Senior Machine Learning Engineer (Platform) - Bristol employer: Digilab Solutions
Contact Detail:
Digilab Solutions Recruiting Team
StudySmarter Expert Advice 🤫
We think this is how you could land Senior Machine Learning Engineer (Platform) - Bristol
✨Tip Number 1
Network like a pro! Reach out to people in the industry, attend meetups, and connect with current employees at digiLab. A friendly chat can sometimes lead to opportunities that aren’t even advertised!
✨Tip Number 2
Show off your skills! Create a portfolio showcasing your machine learning projects, especially those involving Python and probabilistic models. This gives you a chance to demonstrate your expertise beyond just a CV.
✨Tip Number 3
Prepare for the interview by brushing up on your technical knowledge and problem-solving skills. Be ready to discuss your experience with tools like AWS, Docker, and any relevant libraries. Practice makes perfect!
✨Tip Number 4
Don’t forget to apply through our website! It’s the best way to ensure your application gets seen. Plus, it shows you’re genuinely interested in being part of the digiLab team.
We think you need these skills to ace Senior Machine Learning Engineer (Platform) - Bristol
Some tips for your application 🫡
Tailor Your Application: Make sure to customise your CV and cover letter to highlight your experience with Python and machine learning. We want to see how your skills align with the role, so don’t hold back on showcasing relevant projects!
Show Your Passion: Let us know why you’re excited about working at digiLab! Share your thoughts on AI and uncertainty quantification, and how you see yourself contributing to our mission. A bit of enthusiasm goes a long way!
Be Clear and Concise: When writing your application, keep it straightforward. Use clear language and avoid jargon where possible. We appreciate well-structured applications that are easy to read and understand.
Apply Through Our Website: Don’t forget to submit your application through our website! It’s the best way for us to receive your details and ensures you’re considered for the role. We can’t wait to hear from you!
How to prepare for a job interview at Digilab Solutions
✨Know Your Stuff
Make sure you brush up on your Python skills and get familiar with the specific machine learning techniques mentioned in the job description, like Bayesian methods and Monte Carlo techniques. Being able to discuss these confidently will show that you're not just a good fit, but that you’re genuinely interested in the role.
✨Show Your Collaborative Spirit
Since this role involves working closely with cross-functional teams, be prepared to share examples of how you've successfully collaborated in the past. Highlight any experience you have with Agile methodologies or Scrum, as this will resonate well with the team at digiLab.
✨Prepare for Technical Questions
Expect some technical questions during the interview. Brush up on your knowledge of scientific Python libraries like NumPy and Pandas, as well as machine learning libraries such as PyTorch and scikit-learn.

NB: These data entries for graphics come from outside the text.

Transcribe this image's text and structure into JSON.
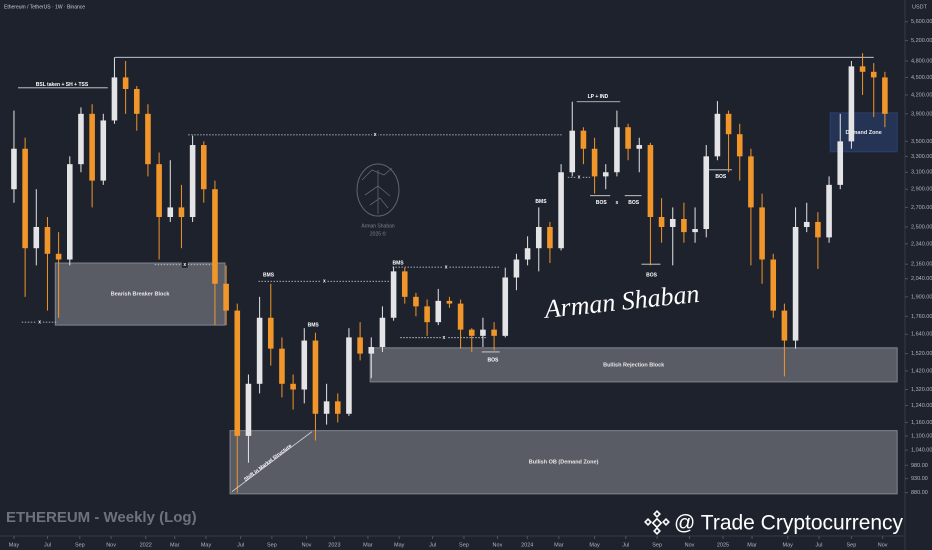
{
  "chart_data": {
    "type": "candlestick",
    "subtitle": "Ethereum / TetherUS · 1W · Binance",
    "title": "ETHEREUM - Weekly (Log)",
    "y_unit": "USDT",
    "watermark": "@ Trade Cryptocurrency",
    "signature": "Arman Shaban",
    "logo": {
      "name": "Arman Shaban",
      "year": "2025 ©"
    },
    "log_scale": true,
    "grid": false,
    "up_color": "#e4e4e6",
    "down_color": "#f0962a",
    "open": [
      2900,
      3400,
      2300,
      2500,
      2250,
      2200,
      3200,
      3900,
      3000,
      3800,
      4500,
      4300,
      3900,
      3200,
      2600,
      2700,
      2600,
      3450,
      2900,
      2000,
      1800,
      1100,
      1350,
      1750,
      1550,
      1350,
      1320,
      1600,
      1200,
      1260,
      1200,
      1620,
      1520,
      1560,
      1750,
      2100,
      1900,
      1830,
      1720,
      1870,
      1850,
      1670,
      1630,
      1670,
      1630,
      2050,
      2200,
      2300,
      2500,
      2300,
      3100,
      3650,
      3400,
      3050,
      3100,
      3700,
      3400,
      3450,
      2600,
      2500,
      2580,
      2450,
      2480,
      3300,
      3900,
      3600,
      3300,
      2700,
      2200,
      1800,
      1600,
      2500,
      2550,
      2400,
      2950,
      3500,
      4700,
      4600,
      4500
    ],
    "high": [
      3950,
      3550,
      2900,
      2600,
      2450,
      3300,
      4000,
      4050,
      3900,
      4870,
      4800,
      4350,
      4050,
      3350,
      3250,
      2950,
      3580,
      3500,
      3000,
      2150,
      1850,
      1400,
      1900,
      2000,
      1620,
      1400,
      1680,
      1650,
      1350,
      1300,
      1680,
      1720,
      1620,
      1830,
      2140,
      2130,
      1930,
      1880,
      1960,
      1900,
      1880,
      1680,
      1750,
      1720,
      2130,
      2250,
      2410,
      2700,
      2550,
      3200,
      4090,
      3700,
      3550,
      3200,
      3950,
      3750,
      3550,
      3480,
      2800,
      2700,
      2750,
      2700,
      3450,
      4100,
      3950,
      3750,
      3400,
      2850,
      2250,
      1850,
      2700,
      2750,
      2650,
      3050,
      3900,
      4800,
      4950,
      4760,
      4600
    ],
    "low": [
      2750,
      1900,
      2150,
      1800,
      1750,
      2150,
      3100,
      2700,
      2950,
      3750,
      3900,
      3650,
      3050,
      2200,
      2550,
      2300,
      2550,
      2750,
      1700,
      1700,
      880,
      990,
      1300,
      1450,
      1280,
      1220,
      1250,
      1080,
      1150,
      1160,
      1190,
      1480,
      1380,
      1530,
      1730,
      1850,
      1760,
      1630,
      1700,
      1820,
      1550,
      1530,
      1560,
      1540,
      1620,
      1950,
      2150,
      2100,
      2170,
      2280,
      3050,
      3200,
      2850,
      2900,
      3050,
      3250,
      3100,
      2150,
      2350,
      2150,
      2350,
      2350,
      2400,
      3250,
      3100,
      3000,
      2150,
      2000,
      1750,
      1390,
      1550,
      2450,
      2120,
      2350,
      2900,
      3400,
      4200,
      3850,
      3700
    ],
    "close": [
      3400,
      2300,
      2500,
      2250,
      2200,
      3200,
      3900,
      3000,
      3800,
      4500,
      4300,
      3900,
      3200,
      2600,
      2700,
      2600,
      3450,
      2900,
      2000,
      1800,
      1100,
      1350,
      1750,
      1550,
      1350,
      1320,
      1600,
      1200,
      1260,
      1200,
      1620,
      1520,
      1560,
      1750,
      2100,
      1900,
      1830,
      1720,
      1870,
      1850,
      1670,
      1630,
      1670,
      1630,
      2050,
      2200,
      2300,
      2500,
      2300,
      3100,
      3650,
      3400,
      3050,
      3100,
      3700,
      3400,
      3450,
      2600,
      2500,
      2580,
      2450,
      2480,
      3300,
      3900,
      3600,
      3300,
      2700,
      2200,
      1800,
      1600,
      2500,
      2550,
      2400,
      2950,
      3500,
      4700,
      4600,
      4500,
      3900
    ],
    "xlim": [
      -1.25,
      79.8
    ],
    "xticks": [
      {
        "value": 0,
        "label": "May"
      },
      {
        "value": 3.0,
        "label": "Jul"
      },
      {
        "value": 5.9,
        "label": "Sep"
      },
      {
        "value": 8.7,
        "label": "Nov"
      },
      {
        "value": 11.8,
        "label": "2022"
      },
      {
        "value": 14.4,
        "label": "Mar"
      },
      {
        "value": 17.2,
        "label": "May"
      },
      {
        "value": 20.3,
        "label": "Jul"
      },
      {
        "value": 23.1,
        "label": "Sep"
      },
      {
        "value": 26.2,
        "label": "Nov"
      },
      {
        "value": 28.7,
        "label": "2023"
      },
      {
        "value": 31.7,
        "label": "Mar"
      },
      {
        "value": 34.5,
        "label": "May"
      },
      {
        "value": 37.5,
        "label": "Jul"
      },
      {
        "value": 40.3,
        "label": "Sep"
      },
      {
        "value": 43.3,
        "label": "Nov"
      },
      {
        "value": 45.97,
        "label": "2024"
      },
      {
        "value": 48.8,
        "label": "Mar"
      },
      {
        "value": 52.0,
        "label": "May"
      },
      {
        "value": 54.8,
        "label": "Jul"
      },
      {
        "value": 57.6,
        "label": "Sep"
      },
      {
        "value": 60.5,
        "label": "Nov"
      },
      {
        "value": 63.5,
        "label": "2025"
      },
      {
        "value": 66.1,
        "label": "Mar"
      },
      {
        "value": 69.3,
        "label": "May"
      },
      {
        "value": 72.1,
        "label": "Jul"
      },
      {
        "value": 75.0,
        "label": "Sep"
      },
      {
        "value": 77.8,
        "label": "Nov"
      }
    ],
    "ylim": [
      760,
      6100
    ],
    "yticks": [
      {
        "value": 5600,
        "label": "5,600.00"
      },
      {
        "value": 5200,
        "label": "5,200.00"
      },
      {
        "value": 4800,
        "label": "4,800.00"
      },
      {
        "value": 4500,
        "label": "4,500.00"
      },
      {
        "value": 4200,
        "label": "4,200.00"
      },
      {
        "value": 3900,
        "label": "3,900.00"
      },
      {
        "value": 3500,
        "label": "3,500.00"
      },
      {
        "value": 3300,
        "label": "3,300.00"
      },
      {
        "value": 3100,
        "label": "3,100.00"
      },
      {
        "value": 2900,
        "label": "2,900.00"
      },
      {
        "value": 2700,
        "label": "2,700.00"
      },
      {
        "value": 2500,
        "label": "2,500.00"
      },
      {
        "value": 2340,
        "label": "2,340.00"
      },
      {
        "value": 2160,
        "label": "2,160.00"
      },
      {
        "value": 2040,
        "label": "2,040.00"
      },
      {
        "value": 1900,
        "label": "1,900.00"
      },
      {
        "value": 1760,
        "label": "1,760.00"
      },
      {
        "value": 1640,
        "label": "1,640.00"
      },
      {
        "value": 1520,
        "label": "1,520.00"
      },
      {
        "value": 1420,
        "label": "1,420.00"
      },
      {
        "value": 1320,
        "label": "1,320.00"
      },
      {
        "value": 1240,
        "label": "1,240.00"
      },
      {
        "value": 1160,
        "label": "1,160.00"
      },
      {
        "value": 1100,
        "label": "1,100.00"
      },
      {
        "value": 1040,
        "label": "1,040.00"
      },
      {
        "value": 980,
        "label": "980.00"
      },
      {
        "value": 930,
        "label": "930.00"
      },
      {
        "value": 880,
        "label": "880.00"
      }
    ],
    "zones": [
      {
        "label": "Bearish Breaker Block",
        "start": 3.7,
        "end": 18.9,
        "top": 2170,
        "bottom": 1700,
        "color": "#8a8c93"
      },
      {
        "label": "Bullish Rejection Block",
        "start": 31.9,
        "end": 79.1,
        "top": 1555,
        "bottom": 1360,
        "color": "#8a8c93"
      },
      {
        "label": "Bullish OB (Demand Zone)",
        "start": 19.35,
        "end": 79.1,
        "top": 1123,
        "bottom": 876,
        "color": "#8a8c93"
      },
      {
        "label": "Demand Zone",
        "start": 73.1,
        "end": 79.1,
        "top": 3915,
        "bottom": 3360,
        "color": "#2b4377"
      }
    ],
    "levels": [
      {
        "price": 4870,
        "from": 9.05,
        "to": 77.0,
        "style": "solid"
      },
      {
        "price": 4320,
        "from": 0.36,
        "to": 8.4,
        "style": "solid"
      },
      {
        "price": 3590,
        "from": 15.6,
        "to": 49.1,
        "style": "dotted",
        "label": "x"
      },
      {
        "price": 2155,
        "from": 12.6,
        "to": 18.0,
        "style": "dotted",
        "label": "x"
      },
      {
        "price": 2020,
        "from": 21.9,
        "to": 33.7,
        "style": "dotted",
        "label": "x"
      },
      {
        "price": 2135,
        "from": 33.9,
        "to": 43.5,
        "style": "dotted",
        "label": "x"
      },
      {
        "price": 1618,
        "from": 34.6,
        "to": 42.4,
        "style": "dotted",
        "label": "x"
      },
      {
        "price": 1720,
        "from": 0.7,
        "to": 3.9,
        "style": "dotted",
        "label": "x"
      },
      {
        "price": 4090,
        "from": 50.4,
        "to": 54.3,
        "style": "solid"
      },
      {
        "price": 3040,
        "from": 49.6,
        "to": 51.6,
        "style": "dotted",
        "label": "x"
      },
      {
        "price": 2827,
        "from": 51.6,
        "to": 53.4,
        "style": "solid"
      },
      {
        "price": 2827,
        "from": 54.7,
        "to": 56.2,
        "style": "solid"
      },
      {
        "price": 2160,
        "from": 56.2,
        "to": 57.9,
        "style": "solid"
      },
      {
        "price": 3130,
        "from": 62.2,
        "to": 64.3,
        "style": "solid"
      },
      {
        "price": 1530,
        "from": 41.9,
        "to": 43.5,
        "style": "solid"
      }
    ],
    "annotations": [
      {
        "text": "BSL taken + SH + TSS",
        "price": 4370,
        "at": 4.3
      },
      {
        "text": "BMS",
        "price": 2070,
        "at": 22.8
      },
      {
        "text": "BMS",
        "price": 1700,
        "at": 26.8
      },
      {
        "text": "BMS",
        "price": 2170,
        "at": 34.4
      },
      {
        "text": "BMS",
        "price": 2760,
        "at": 47.2
      },
      {
        "text": "LP + IND",
        "price": 4170,
        "at": 52.3
      },
      {
        "text": "BOS",
        "price": 2750,
        "at": 52.6
      },
      {
        "text": "x",
        "price": 2750,
        "at": 54.0
      },
      {
        "text": "BOS",
        "price": 2750,
        "at": 55.5
      },
      {
        "text": "BOS",
        "price": 2070,
        "at": 57.1
      },
      {
        "text": "BOS",
        "price": 3045,
        "at": 63.3
      },
      {
        "text": "BOS",
        "price": 1480,
        "at": 42.9
      }
    ],
    "structure_shift": {
      "text": "Shift in Market Structure",
      "price": 994,
      "at": 23.1
    }
  }
}
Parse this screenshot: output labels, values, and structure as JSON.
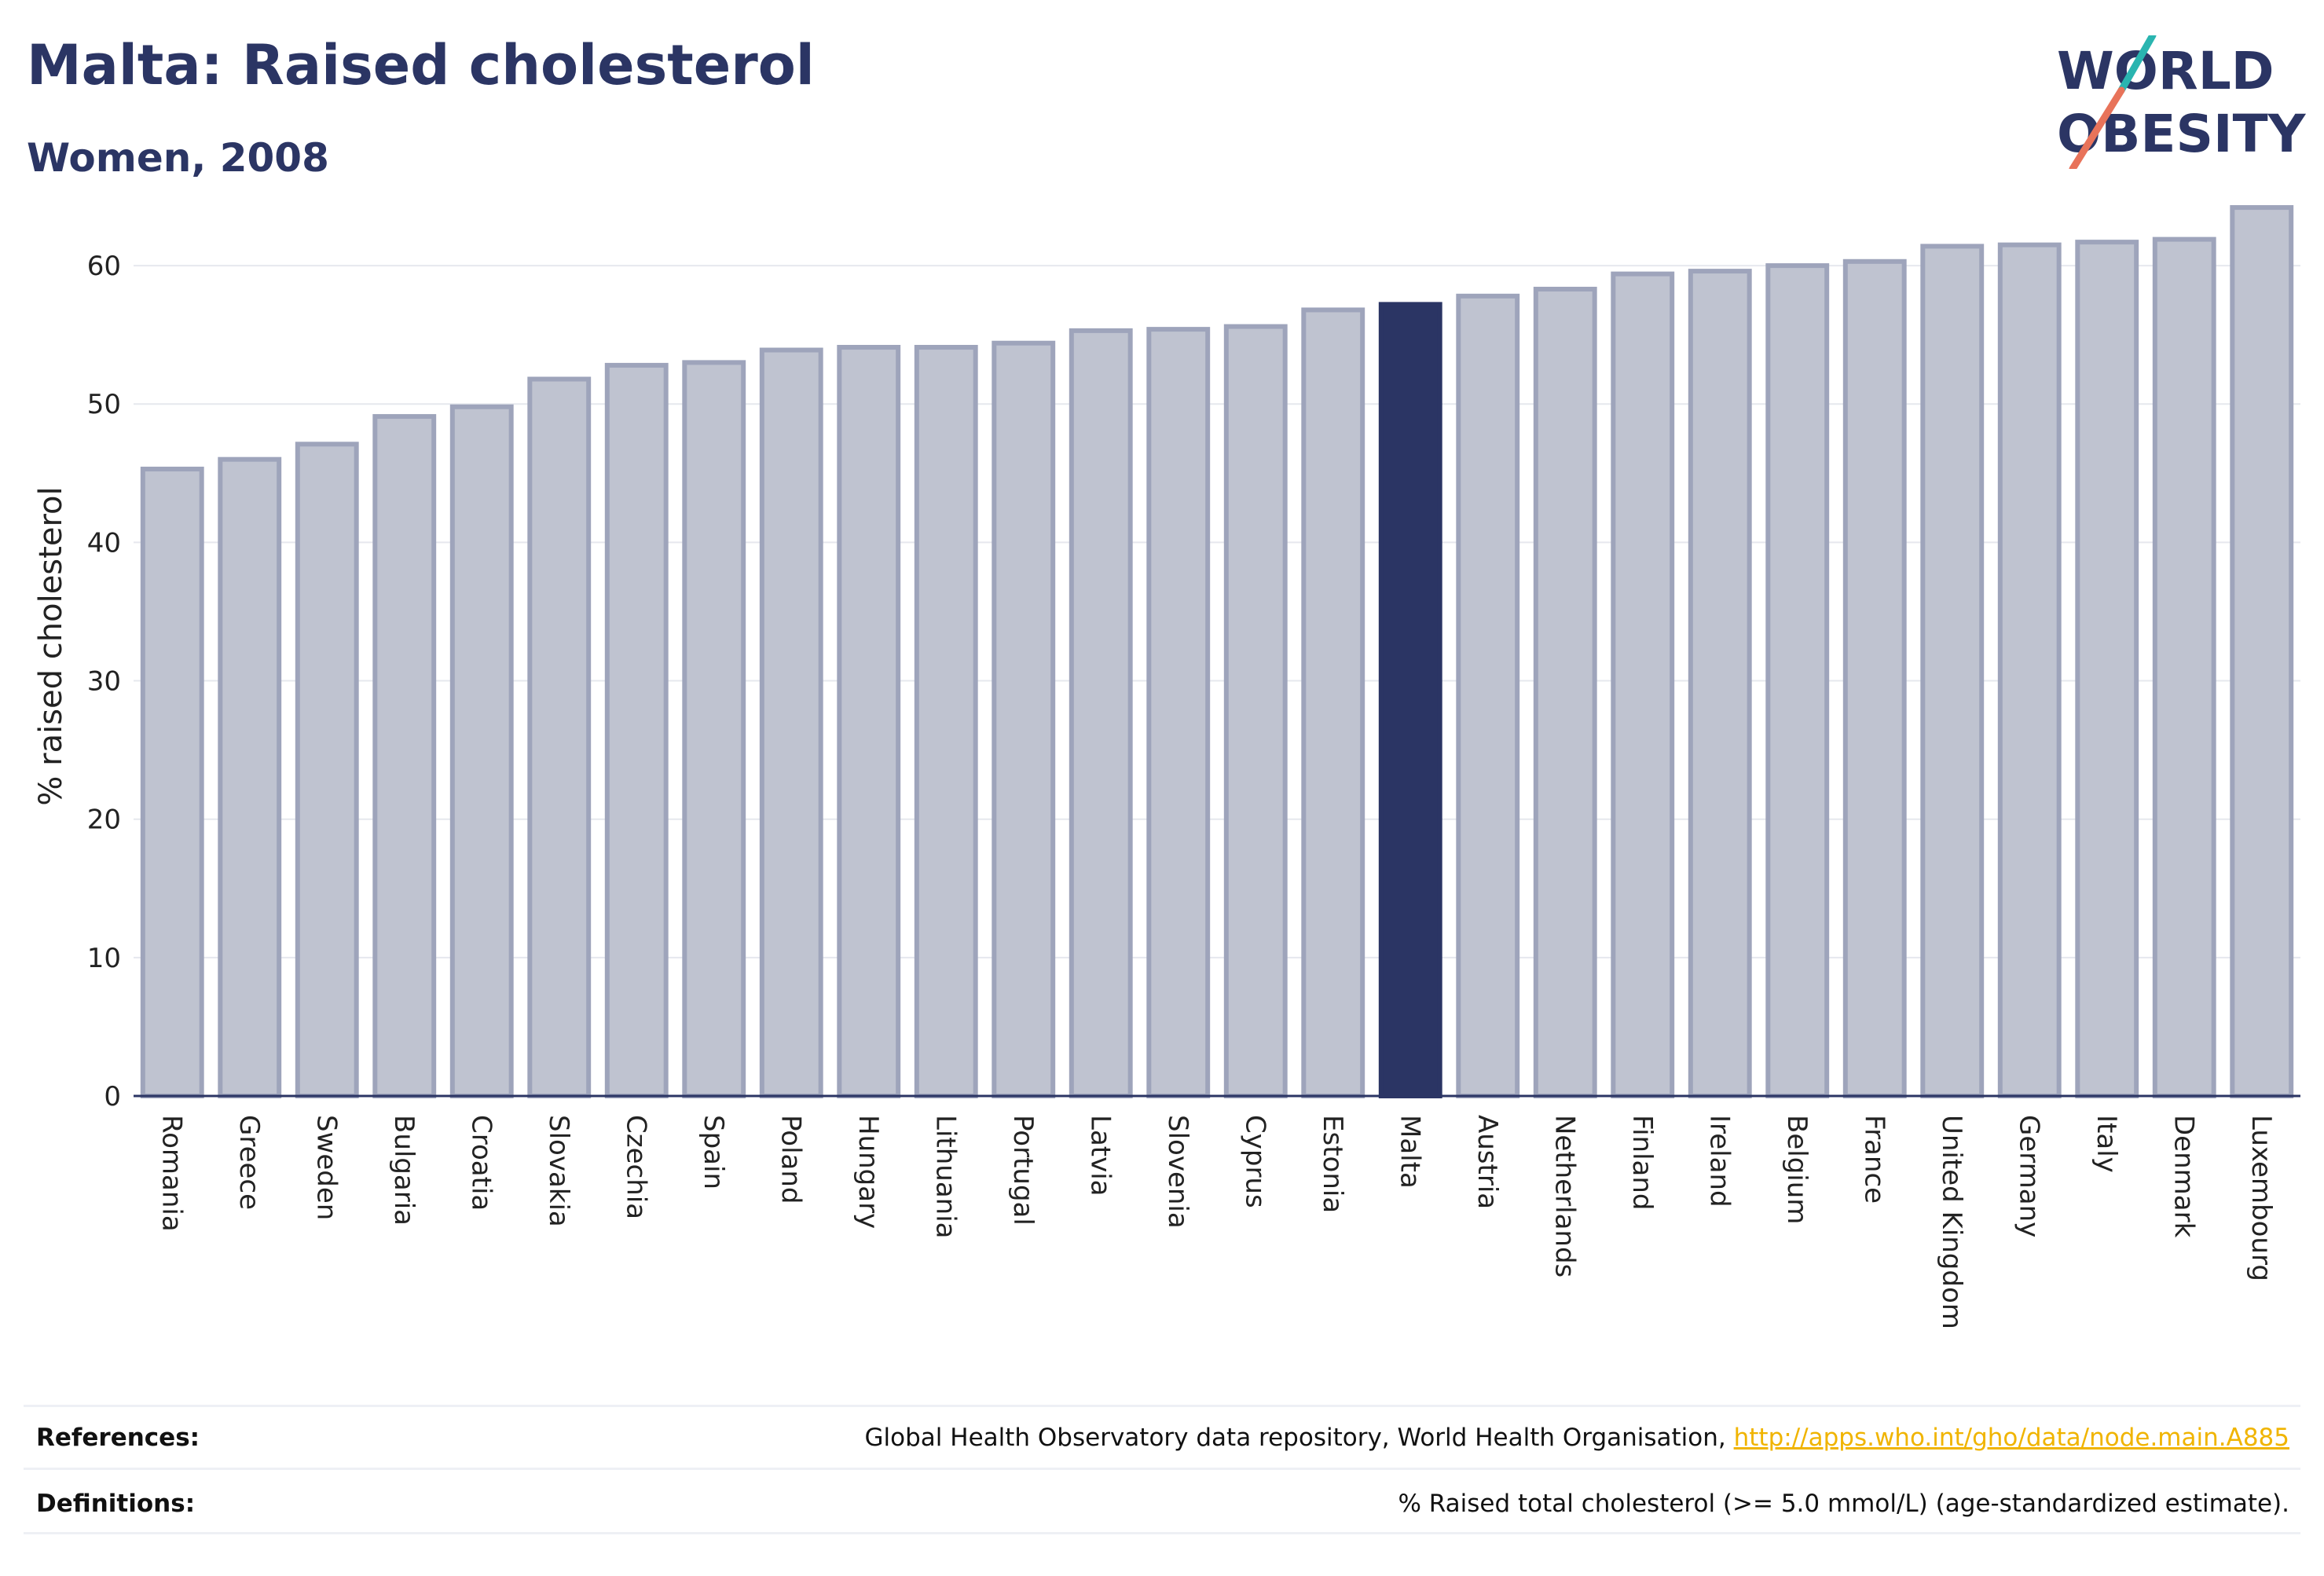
{
  "header": {
    "title": "Malta: Raised cholesterol",
    "subtitle": "Women, 2008"
  },
  "logo": {
    "line1": "WORLD",
    "line2": "OBESITY",
    "colors": {
      "text": "#2b3564",
      "slash_teal": "#2ab5b0",
      "slash_coral": "#e8735a"
    }
  },
  "chart_data": {
    "type": "bar",
    "ylabel": "% raised cholesterol",
    "xlabel": "",
    "ylim": [
      0,
      65
    ],
    "yticks": [
      0,
      10,
      20,
      30,
      40,
      50,
      60
    ],
    "grid": true,
    "highlight": "Malta",
    "colors": {
      "bar": "#bfc3d0",
      "bar_edge": "#9ea4bb",
      "highlight": "#2b3564",
      "grid": "#e6e8ee",
      "axis": "#2b3564"
    },
    "categories": [
      "Romania",
      "Greece",
      "Sweden",
      "Bulgaria",
      "Croatia",
      "Slovakia",
      "Czechia",
      "Spain",
      "Poland",
      "Hungary",
      "Lithuania",
      "Portugal",
      "Latvia",
      "Slovenia",
      "Cyprus",
      "Estonia",
      "Malta",
      "Austria",
      "Netherlands",
      "Finland",
      "Ireland",
      "Belgium",
      "France",
      "United Kingdom",
      "Germany",
      "Italy",
      "Denmark",
      "Luxembourg"
    ],
    "values": [
      45.3,
      46.0,
      47.1,
      49.1,
      49.8,
      51.8,
      52.8,
      53.0,
      53.9,
      54.1,
      54.1,
      54.4,
      55.3,
      55.4,
      55.6,
      56.8,
      57.2,
      57.8,
      58.3,
      59.4,
      59.6,
      60.0,
      60.3,
      61.4,
      61.5,
      61.7,
      61.9,
      64.2
    ]
  },
  "footer": {
    "references_label": "References:",
    "references_text": "Global Health Observatory data repository, World Health Organisation, ",
    "references_link": "http://apps.who.int/gho/data/node.main.A885",
    "definitions_label": "Definitions:",
    "definitions_text": "% Raised total cholesterol (>= 5.0 mmol/L) (age-standardized estimate)."
  }
}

Practising coding problems related to these technologies can give you an edge.
✨Emphasise Your Problem-Solving Skills
DigiLab is all about solving complex challenges, so be ready to discuss how you've tackled difficult problems in your previous roles. Use the STAR method (Situation, Task, Action, Result) to structure your answers and demonstrate your analytical thinking and creativity.